Wroblewski had agreed to enter the chamber first and report on the scene. But even before he had climbed into the Seventy, both men could tell from the sounds at the other end that they were both in for a surprise. Wroblewski and then Socha, doubtless struggling to control his emotions as he wriggled down the pipe, entered the chamber to see all ten standing before them. Chiger and Paulina described Socha’s state as one of deep and profound shock. His conviction that they were all dead had been absolute. Now it was shattered and at first he found it hard to comprehend. All around everything was in ruin but salvageable. The floor was caked in mud which they had already begun to scrape away. Everyone and everything was still soaked – and would remain so for weeks. But everyone was alive, no one was even injured.

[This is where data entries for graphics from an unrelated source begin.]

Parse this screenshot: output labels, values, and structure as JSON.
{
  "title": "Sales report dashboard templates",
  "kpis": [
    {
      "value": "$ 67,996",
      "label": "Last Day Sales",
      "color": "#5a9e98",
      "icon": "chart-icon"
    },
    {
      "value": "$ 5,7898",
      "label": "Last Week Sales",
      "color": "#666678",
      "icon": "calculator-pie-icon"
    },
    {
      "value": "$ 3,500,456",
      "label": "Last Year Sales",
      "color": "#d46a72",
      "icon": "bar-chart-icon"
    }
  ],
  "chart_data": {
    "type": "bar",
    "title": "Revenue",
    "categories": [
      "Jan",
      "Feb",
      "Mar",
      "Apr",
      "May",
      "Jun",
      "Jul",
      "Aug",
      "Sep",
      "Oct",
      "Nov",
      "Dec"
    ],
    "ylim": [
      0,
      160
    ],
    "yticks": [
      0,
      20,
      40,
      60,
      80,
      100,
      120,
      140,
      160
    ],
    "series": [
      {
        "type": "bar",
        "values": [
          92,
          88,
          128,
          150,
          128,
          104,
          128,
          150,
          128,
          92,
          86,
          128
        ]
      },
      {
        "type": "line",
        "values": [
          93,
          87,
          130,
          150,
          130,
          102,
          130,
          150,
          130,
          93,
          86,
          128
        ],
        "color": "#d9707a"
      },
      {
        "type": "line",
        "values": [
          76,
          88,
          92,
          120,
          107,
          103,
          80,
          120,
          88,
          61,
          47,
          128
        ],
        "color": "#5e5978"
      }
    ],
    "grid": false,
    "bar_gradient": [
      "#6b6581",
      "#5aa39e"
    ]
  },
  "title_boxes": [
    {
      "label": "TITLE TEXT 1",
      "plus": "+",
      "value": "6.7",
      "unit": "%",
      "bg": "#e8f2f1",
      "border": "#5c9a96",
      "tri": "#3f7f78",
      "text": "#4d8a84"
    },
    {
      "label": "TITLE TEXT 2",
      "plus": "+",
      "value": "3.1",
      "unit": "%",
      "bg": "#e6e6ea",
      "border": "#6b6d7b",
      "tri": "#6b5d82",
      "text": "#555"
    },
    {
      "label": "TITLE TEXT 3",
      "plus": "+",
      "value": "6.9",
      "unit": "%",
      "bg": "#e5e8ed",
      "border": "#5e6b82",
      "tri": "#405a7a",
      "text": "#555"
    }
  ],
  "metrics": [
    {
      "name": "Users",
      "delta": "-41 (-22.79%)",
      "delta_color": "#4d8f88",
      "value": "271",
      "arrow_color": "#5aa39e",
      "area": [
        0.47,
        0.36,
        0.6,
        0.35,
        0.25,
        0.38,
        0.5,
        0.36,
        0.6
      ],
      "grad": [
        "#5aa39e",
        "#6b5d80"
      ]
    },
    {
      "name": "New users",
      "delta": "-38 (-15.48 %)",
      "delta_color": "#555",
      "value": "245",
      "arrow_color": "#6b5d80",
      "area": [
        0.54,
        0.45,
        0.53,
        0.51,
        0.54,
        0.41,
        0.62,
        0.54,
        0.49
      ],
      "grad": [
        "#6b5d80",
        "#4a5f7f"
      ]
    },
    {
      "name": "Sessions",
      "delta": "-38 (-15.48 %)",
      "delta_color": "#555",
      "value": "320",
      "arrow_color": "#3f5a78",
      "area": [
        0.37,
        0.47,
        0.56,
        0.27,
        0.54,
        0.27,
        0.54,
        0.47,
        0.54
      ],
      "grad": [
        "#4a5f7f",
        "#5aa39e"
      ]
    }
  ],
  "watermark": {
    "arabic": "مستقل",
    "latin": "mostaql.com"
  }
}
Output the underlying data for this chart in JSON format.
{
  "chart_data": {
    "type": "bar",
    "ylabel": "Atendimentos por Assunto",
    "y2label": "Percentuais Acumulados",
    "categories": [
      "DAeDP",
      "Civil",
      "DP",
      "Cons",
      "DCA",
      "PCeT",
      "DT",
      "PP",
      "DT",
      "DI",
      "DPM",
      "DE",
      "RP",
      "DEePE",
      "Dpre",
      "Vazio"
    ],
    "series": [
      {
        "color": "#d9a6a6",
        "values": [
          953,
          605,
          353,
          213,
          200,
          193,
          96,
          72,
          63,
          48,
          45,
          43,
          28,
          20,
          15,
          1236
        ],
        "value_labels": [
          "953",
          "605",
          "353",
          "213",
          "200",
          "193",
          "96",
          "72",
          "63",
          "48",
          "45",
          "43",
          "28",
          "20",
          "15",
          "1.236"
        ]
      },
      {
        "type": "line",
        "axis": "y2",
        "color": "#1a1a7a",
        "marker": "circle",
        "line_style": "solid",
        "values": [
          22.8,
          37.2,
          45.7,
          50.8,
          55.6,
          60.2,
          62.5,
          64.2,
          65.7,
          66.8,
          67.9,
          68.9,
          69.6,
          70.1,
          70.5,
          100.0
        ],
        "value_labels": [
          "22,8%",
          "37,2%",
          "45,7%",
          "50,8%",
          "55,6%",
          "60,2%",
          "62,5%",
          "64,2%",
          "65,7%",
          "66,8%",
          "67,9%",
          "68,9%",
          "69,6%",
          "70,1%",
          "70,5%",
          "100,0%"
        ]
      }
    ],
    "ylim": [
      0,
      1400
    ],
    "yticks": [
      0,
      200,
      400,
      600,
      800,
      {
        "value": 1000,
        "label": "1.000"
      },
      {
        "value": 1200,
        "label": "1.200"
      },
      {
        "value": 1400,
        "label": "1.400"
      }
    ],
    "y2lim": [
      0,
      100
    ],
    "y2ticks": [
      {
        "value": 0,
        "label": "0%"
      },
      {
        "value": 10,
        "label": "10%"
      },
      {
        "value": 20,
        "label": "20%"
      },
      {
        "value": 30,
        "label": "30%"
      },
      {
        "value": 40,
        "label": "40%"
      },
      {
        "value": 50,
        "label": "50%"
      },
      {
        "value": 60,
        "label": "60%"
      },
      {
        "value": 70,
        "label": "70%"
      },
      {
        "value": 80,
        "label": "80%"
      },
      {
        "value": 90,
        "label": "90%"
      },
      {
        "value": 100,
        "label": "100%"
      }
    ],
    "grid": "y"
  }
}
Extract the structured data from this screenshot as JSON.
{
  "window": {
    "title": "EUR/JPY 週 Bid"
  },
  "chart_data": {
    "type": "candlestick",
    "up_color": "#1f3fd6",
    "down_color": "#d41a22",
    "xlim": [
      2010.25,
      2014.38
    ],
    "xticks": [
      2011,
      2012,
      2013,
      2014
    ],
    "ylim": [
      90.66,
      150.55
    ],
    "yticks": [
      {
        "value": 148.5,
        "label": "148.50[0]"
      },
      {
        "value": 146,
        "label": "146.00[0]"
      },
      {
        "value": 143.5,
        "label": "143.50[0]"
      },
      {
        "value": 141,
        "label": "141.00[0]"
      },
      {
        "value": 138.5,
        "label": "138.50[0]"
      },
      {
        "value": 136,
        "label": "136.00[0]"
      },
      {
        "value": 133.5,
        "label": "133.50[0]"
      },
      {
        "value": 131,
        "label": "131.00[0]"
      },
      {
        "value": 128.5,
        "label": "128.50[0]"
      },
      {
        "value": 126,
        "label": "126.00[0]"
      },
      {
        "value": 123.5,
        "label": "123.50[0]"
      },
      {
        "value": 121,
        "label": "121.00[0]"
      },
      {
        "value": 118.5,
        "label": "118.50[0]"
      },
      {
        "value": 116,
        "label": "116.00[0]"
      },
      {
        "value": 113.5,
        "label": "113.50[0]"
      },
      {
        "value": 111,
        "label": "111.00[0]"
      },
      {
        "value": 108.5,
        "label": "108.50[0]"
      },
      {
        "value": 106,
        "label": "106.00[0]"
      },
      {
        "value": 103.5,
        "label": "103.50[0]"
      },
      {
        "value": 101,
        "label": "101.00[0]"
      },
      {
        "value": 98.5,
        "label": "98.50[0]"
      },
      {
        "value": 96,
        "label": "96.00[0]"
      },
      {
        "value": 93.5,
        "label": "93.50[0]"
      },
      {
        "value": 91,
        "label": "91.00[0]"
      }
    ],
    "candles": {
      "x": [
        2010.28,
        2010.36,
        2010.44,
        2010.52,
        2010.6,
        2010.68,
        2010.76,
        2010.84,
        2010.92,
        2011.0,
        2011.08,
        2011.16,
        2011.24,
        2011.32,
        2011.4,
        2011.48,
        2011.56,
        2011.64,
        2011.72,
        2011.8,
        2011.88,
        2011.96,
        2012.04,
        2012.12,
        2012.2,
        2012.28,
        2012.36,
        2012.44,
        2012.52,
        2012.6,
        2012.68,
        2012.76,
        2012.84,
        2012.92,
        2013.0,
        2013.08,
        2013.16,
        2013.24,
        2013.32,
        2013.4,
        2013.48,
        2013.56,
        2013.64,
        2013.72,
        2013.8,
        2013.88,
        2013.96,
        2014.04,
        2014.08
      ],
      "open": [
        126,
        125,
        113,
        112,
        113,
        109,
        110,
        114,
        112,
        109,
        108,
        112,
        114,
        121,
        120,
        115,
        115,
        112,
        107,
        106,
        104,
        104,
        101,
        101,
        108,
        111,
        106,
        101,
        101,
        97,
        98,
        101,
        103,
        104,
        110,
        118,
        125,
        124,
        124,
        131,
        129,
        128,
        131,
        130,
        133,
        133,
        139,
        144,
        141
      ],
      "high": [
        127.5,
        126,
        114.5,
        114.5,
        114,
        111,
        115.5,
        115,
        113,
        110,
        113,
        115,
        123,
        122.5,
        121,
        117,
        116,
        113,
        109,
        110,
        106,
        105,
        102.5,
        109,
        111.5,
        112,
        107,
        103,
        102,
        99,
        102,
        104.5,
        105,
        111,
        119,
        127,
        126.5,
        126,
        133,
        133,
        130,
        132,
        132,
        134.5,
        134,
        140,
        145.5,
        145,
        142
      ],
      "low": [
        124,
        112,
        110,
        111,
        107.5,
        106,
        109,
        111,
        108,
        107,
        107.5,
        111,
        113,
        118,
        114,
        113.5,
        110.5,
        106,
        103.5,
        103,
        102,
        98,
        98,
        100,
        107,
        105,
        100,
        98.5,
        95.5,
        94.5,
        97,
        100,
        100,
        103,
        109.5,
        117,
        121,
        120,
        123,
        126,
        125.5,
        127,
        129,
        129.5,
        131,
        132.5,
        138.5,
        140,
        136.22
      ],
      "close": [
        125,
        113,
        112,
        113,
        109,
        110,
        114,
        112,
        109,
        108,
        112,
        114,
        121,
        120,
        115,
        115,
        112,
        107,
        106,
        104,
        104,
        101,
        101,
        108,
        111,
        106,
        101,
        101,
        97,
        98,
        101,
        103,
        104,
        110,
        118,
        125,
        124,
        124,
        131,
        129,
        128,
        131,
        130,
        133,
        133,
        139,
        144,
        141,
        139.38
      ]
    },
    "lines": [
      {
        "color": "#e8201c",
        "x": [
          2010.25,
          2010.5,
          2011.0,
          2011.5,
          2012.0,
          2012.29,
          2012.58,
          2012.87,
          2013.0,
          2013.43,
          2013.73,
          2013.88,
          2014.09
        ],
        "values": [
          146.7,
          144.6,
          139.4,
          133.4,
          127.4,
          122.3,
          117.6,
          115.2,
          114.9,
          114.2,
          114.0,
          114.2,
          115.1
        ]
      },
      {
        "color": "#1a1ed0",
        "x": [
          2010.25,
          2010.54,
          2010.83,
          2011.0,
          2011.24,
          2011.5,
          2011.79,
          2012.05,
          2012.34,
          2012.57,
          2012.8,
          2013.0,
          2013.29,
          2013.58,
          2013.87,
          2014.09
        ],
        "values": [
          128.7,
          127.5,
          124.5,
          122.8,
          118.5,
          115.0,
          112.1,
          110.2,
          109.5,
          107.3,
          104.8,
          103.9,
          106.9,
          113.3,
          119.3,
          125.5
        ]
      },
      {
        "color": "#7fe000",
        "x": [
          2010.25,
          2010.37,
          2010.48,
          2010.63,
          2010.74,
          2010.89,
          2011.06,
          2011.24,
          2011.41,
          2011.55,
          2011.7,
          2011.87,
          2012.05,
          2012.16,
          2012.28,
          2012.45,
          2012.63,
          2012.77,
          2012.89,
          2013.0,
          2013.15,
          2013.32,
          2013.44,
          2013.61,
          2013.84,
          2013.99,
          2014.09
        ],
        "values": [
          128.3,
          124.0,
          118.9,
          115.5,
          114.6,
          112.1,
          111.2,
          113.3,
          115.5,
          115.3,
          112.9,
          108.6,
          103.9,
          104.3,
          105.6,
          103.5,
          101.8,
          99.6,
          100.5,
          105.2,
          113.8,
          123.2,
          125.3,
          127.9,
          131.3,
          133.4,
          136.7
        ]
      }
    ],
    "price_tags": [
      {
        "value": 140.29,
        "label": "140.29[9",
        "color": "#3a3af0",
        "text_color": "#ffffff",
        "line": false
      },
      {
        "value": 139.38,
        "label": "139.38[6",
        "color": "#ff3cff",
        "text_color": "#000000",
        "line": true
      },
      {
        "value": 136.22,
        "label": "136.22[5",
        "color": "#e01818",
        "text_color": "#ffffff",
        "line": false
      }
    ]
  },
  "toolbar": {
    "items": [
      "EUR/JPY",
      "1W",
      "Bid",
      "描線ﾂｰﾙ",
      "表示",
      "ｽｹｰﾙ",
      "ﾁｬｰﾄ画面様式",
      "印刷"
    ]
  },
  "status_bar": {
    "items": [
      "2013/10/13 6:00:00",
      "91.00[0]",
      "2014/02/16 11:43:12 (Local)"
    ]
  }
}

Kristina explained to Socha what had happened. She described her pleas to Jacob for prayers to stop the rain, and how, miraculously, the water had simply stopped pouring in through the pipe. That is exactly how all the accounts described it. Slowly, the flow of water coming in had diminished until it had weakened to a trickle, and the water had simply drained away. In the eyes of the seven-year-old child, it had been Berestycki’s prayers. There could be no doubt.

‘I was sure you were dead. I knew you were all dead,’ Socha told Chiger. The effect on the sewer worker was profound. He told them that the following morning he had gone straight to church to light another candle; this time to give thanks. His interpretation had been as uncomplicated as Kristina’s. It was, in his unshakeable opinion, absolute proof that his efforts were being observed and rewarded. It was divine confirmation that his ‘mission’ as he called it, was blessed. According to Chiger, his revelation upon entering their chamber ‘… filled him with renewed sense of purpose and commitment’. It apparently also had an evangelical effect on the recalcitrant Wroblewski, who was likewise charged with ‘renewed persistence and endurance’.
There seemed to be a strengthening of the bond between Socha and Berestycki thereafter. These two deeply religious men had found a common link between their faiths that was to endure long afterwards.